[Matrix] Fix dimensions when hoisting transpose across add. #81507

fhahn · 2024-02-12T18:19:56Z

Row and column arguments for matrix_transpose indicate the shape of the operand. When hoisting the transpose to the result of the add, the add operates on the original operand's shape, and so does the hoisted transpose.

This patch also adds an assert that the shape for the original add and the transpose match, as well as the shape of the new add matches the cached shape for it.
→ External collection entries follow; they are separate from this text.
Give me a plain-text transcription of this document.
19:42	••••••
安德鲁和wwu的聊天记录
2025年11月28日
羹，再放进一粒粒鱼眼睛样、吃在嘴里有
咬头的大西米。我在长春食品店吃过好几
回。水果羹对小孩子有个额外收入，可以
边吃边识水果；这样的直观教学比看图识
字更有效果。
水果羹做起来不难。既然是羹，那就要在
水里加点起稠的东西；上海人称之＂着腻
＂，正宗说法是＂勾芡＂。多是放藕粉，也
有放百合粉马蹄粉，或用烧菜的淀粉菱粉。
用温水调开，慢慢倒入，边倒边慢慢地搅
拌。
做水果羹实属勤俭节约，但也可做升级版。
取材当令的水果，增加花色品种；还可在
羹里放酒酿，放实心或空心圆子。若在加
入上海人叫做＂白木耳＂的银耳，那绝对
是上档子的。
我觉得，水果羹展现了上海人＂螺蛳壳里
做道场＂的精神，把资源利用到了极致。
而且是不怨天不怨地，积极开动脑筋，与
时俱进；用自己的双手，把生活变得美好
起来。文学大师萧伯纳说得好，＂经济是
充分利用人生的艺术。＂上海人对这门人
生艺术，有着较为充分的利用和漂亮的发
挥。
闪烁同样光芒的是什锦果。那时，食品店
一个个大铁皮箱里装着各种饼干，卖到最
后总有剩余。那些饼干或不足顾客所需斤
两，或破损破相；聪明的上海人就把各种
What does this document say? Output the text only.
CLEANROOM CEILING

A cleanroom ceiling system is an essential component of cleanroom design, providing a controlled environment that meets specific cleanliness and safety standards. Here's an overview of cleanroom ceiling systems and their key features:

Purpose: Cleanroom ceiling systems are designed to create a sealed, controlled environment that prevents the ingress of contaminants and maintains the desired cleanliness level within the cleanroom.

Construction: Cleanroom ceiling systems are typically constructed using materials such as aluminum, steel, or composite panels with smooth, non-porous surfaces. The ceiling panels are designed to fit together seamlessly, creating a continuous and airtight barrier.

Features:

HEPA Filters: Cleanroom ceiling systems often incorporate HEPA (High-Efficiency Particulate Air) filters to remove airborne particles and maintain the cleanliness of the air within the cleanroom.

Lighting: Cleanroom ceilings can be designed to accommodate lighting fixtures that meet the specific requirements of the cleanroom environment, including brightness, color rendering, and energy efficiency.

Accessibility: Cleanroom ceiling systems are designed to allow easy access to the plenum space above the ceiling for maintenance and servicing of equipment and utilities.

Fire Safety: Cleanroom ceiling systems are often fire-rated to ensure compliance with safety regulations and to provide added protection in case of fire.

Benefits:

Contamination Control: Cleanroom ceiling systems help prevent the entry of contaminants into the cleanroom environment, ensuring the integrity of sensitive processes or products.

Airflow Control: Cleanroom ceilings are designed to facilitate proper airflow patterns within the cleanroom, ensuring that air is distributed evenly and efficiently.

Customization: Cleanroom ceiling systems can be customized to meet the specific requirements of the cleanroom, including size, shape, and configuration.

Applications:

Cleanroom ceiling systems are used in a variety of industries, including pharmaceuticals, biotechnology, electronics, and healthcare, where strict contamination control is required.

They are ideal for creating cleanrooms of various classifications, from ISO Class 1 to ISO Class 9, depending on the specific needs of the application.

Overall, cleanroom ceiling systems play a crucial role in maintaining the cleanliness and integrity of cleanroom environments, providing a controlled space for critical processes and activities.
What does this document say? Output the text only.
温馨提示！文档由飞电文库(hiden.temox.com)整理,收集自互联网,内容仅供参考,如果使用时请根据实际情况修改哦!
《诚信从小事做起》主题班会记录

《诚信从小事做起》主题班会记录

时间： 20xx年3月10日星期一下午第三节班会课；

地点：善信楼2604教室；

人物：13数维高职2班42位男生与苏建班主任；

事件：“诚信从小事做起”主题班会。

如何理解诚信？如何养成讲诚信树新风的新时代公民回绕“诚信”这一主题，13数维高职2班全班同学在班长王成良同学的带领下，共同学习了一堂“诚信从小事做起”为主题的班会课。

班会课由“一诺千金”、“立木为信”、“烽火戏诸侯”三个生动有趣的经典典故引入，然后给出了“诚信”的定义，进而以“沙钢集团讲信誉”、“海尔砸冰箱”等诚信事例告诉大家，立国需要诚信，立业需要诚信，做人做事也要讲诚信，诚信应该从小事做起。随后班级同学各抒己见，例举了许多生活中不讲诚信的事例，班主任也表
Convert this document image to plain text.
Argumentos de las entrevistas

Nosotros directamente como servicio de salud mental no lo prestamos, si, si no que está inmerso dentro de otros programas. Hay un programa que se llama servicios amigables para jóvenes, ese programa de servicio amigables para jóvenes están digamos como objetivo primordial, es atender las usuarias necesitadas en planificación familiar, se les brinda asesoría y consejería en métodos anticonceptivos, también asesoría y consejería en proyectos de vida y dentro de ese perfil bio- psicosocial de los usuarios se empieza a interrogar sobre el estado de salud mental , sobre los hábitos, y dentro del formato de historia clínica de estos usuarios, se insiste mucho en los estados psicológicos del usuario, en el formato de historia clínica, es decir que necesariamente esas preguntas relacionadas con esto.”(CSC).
The assert could potentially be moved to updateShapeAndReplaceAllUsesWith.

Row and column arguments for matrix_transpose indicate the shape of the operand. When hoisting the transpose to the result of the add, the add operates on the original operand's shape, and so does the hoisted transpose. This patch also adds an assert that the shape for the original add and the transpose match, as well as the shape of the new add matches the cached shape for it. The assert could potentially be moved to updateShapeAndReplaceAllUsesWith.

llvmbot · 2024-02-12T18:20:26Z

@llvm/pr-subscribers-llvm-transforms

Author: Florian Hahn (fhahn)

Changes

Row and column arguments for matrix_transpose indicate the shape of the operand. When hoisting the transpose to the result of the add, the add operates on the original operand's shape, and so does the hoisted transpose.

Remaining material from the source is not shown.